🤖 AI Summary
This work addresses the challenge of modeling evidence-driven, dynamic therapeutic reasoning that integrates multidimensional clinical information—a task poorly suited to conventional AI approaches. The authors propose ATHENA-R1, an agent-based system featuring a two-stage self-learning framework: it first employs multi-agent collaboration to generate training trajectories for supervised fine-tuning, then refines its reasoning through reinforcement learning guided by scientific feedback, achieving the first fully unsupervised training paradigm for treatment reasoning. Operating within an environment equipped with 212 biomedical tools, ATHENA-R1 autonomously identifies information gaps, invokes relevant tools, and synthesizes evidence. Evaluated on 3,168 drug-reasoning tasks and 456 real-world cases, it achieves 94.7% accuracy in open-ended reasoning and 82.9% in therapeutic decision-making—significantly outperforming GPT-5. Expert blind assessments consistently favor ATHENA-R1, and its adverse drug reaction hypotheses are validated across 5.4 million electronic health records.
📝 Abstract
Treatment reasoning underpins every therapeutic decision, integrating disease context, comorbidities, medications, contraindications, and evolving biomedical knowledge to select an appropriate therapy.
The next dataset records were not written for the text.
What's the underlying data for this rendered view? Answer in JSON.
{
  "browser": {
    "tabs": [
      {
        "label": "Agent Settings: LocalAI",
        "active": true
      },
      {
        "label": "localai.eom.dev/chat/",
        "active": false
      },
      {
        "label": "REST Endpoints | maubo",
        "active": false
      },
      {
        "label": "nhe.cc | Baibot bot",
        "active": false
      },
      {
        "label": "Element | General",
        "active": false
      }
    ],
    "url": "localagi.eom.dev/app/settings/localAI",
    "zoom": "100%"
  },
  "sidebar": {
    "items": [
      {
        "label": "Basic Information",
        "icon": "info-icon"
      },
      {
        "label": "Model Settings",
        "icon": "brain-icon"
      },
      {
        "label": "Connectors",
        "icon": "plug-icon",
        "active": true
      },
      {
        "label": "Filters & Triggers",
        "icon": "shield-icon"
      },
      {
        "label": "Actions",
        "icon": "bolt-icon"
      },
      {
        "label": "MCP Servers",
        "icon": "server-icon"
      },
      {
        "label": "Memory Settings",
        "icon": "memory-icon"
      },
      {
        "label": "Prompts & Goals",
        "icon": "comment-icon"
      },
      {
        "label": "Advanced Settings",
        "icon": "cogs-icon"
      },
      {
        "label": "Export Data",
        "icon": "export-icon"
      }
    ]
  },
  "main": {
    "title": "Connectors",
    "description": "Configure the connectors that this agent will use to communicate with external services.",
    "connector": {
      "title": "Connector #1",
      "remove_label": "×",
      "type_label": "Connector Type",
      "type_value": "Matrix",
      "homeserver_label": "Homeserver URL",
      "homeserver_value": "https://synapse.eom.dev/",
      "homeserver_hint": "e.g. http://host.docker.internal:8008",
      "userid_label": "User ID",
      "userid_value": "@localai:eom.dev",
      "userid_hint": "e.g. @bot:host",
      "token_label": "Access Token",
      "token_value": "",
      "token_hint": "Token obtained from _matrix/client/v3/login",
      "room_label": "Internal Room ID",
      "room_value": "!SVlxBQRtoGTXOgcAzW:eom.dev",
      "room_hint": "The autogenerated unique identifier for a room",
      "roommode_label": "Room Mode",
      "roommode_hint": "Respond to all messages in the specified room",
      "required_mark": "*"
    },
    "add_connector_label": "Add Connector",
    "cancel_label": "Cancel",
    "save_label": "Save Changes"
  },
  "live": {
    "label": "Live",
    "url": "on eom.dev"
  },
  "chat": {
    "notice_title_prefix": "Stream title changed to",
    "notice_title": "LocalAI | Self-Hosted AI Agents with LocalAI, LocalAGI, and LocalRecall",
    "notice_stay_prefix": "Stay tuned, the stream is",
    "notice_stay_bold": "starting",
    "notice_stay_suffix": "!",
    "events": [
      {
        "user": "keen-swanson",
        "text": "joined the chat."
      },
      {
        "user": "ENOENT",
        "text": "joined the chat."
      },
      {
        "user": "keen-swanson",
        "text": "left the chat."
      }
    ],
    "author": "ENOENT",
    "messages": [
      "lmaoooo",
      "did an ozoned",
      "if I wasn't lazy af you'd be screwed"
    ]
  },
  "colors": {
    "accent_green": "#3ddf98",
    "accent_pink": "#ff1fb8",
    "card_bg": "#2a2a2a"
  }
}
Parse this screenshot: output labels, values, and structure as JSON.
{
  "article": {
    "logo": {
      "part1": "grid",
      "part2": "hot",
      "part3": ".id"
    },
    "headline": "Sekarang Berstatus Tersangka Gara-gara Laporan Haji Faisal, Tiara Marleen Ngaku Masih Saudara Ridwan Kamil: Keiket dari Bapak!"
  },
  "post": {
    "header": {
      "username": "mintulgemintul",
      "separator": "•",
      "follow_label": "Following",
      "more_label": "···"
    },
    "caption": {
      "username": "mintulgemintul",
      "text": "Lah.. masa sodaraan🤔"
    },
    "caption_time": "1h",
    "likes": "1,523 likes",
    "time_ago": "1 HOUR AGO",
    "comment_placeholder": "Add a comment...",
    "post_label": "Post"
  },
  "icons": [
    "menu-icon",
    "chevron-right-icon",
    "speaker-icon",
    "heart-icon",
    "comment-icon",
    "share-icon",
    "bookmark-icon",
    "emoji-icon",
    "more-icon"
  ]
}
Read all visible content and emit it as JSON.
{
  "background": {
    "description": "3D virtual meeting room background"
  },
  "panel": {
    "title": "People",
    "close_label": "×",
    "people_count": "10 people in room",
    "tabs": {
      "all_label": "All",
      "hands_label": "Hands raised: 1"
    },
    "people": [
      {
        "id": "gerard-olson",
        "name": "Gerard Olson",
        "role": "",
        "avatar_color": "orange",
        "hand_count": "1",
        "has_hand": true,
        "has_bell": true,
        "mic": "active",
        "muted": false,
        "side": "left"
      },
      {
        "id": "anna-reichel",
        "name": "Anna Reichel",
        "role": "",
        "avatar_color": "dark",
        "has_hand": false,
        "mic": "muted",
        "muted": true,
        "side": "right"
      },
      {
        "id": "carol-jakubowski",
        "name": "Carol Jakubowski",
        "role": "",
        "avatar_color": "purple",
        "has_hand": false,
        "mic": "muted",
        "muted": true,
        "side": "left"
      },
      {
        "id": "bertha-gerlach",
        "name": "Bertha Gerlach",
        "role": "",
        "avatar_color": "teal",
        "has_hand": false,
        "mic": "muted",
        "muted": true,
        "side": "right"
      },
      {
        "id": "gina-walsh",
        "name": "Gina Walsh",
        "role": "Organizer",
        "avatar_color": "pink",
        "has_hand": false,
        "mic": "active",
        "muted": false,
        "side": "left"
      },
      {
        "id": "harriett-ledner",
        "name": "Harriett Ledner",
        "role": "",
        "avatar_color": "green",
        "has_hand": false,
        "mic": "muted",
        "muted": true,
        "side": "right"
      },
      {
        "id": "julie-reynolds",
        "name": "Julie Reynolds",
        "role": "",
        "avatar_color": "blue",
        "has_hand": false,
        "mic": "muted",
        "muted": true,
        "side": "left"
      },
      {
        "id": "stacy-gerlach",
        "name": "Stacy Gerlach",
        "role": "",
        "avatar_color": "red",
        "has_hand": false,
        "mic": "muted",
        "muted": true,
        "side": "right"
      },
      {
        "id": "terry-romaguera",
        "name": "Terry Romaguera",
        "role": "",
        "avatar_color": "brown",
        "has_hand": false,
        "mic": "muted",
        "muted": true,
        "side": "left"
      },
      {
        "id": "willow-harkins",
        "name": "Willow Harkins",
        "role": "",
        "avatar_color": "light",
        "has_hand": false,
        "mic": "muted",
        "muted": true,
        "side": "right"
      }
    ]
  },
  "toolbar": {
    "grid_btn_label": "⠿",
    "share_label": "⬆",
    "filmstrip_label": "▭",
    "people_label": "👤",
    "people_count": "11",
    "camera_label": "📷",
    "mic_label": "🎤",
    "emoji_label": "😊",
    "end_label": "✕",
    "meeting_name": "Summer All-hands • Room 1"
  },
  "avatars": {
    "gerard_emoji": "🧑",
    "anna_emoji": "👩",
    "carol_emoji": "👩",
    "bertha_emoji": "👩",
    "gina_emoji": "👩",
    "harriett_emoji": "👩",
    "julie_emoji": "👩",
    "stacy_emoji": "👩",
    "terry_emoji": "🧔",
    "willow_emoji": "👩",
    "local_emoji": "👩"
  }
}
It is inherently iterative: candidates are weighed against many constraints, revised as evidence emerges, and grounded in verifiable sources. Here we introduce ATHENA-R1, an AI agent for treatment reasoning across all FDA approved drugs since 1939, trained by reinforcement learning over a universe of 212 biomedical tools. At each step it identifies missing information, selects and runs relevant tools, and incorporates the evidence. To train it without human-annotated traces, we build a two-level self-learning framework: multi-agent systems construct the tools, tasks, and reasoning trajectories for supervised fine-tuning, then reinforcement learning with scientific feedback rewards reasoning quality (evidence gathering, grounded tool use, logical non-redundancy). Across five benchmarks of 3,168 drug reasoning tasks and 456 patient treatment cases, ATHENA-R1 outperforms language models and tool-use systems, reaching 94.7% accuracy on open-ended drug reasoning and 82.9% on treatment reasoning, 17.8 and 10.7 points above GPT-5. In blinded evaluations by experts from 28 rare disease organizations, it is preferred over reference models on all criteria, and physicians rated it favorably on complex hospitalized cardiovascular and infectious-disease cases. Adverse-event hypotheses it generated, tested in electronic health records from 5.4 million patients, reached adjusted odds ratios of 1.48-1.84, with no elevation among negative controls. Because it requires knowing what evidence to seek before concluding, treatment reasoning has long been hard for AI; we show it can be reframed as a learnable process of iterative evidence gathering that reinforcement learning can train AI to perform.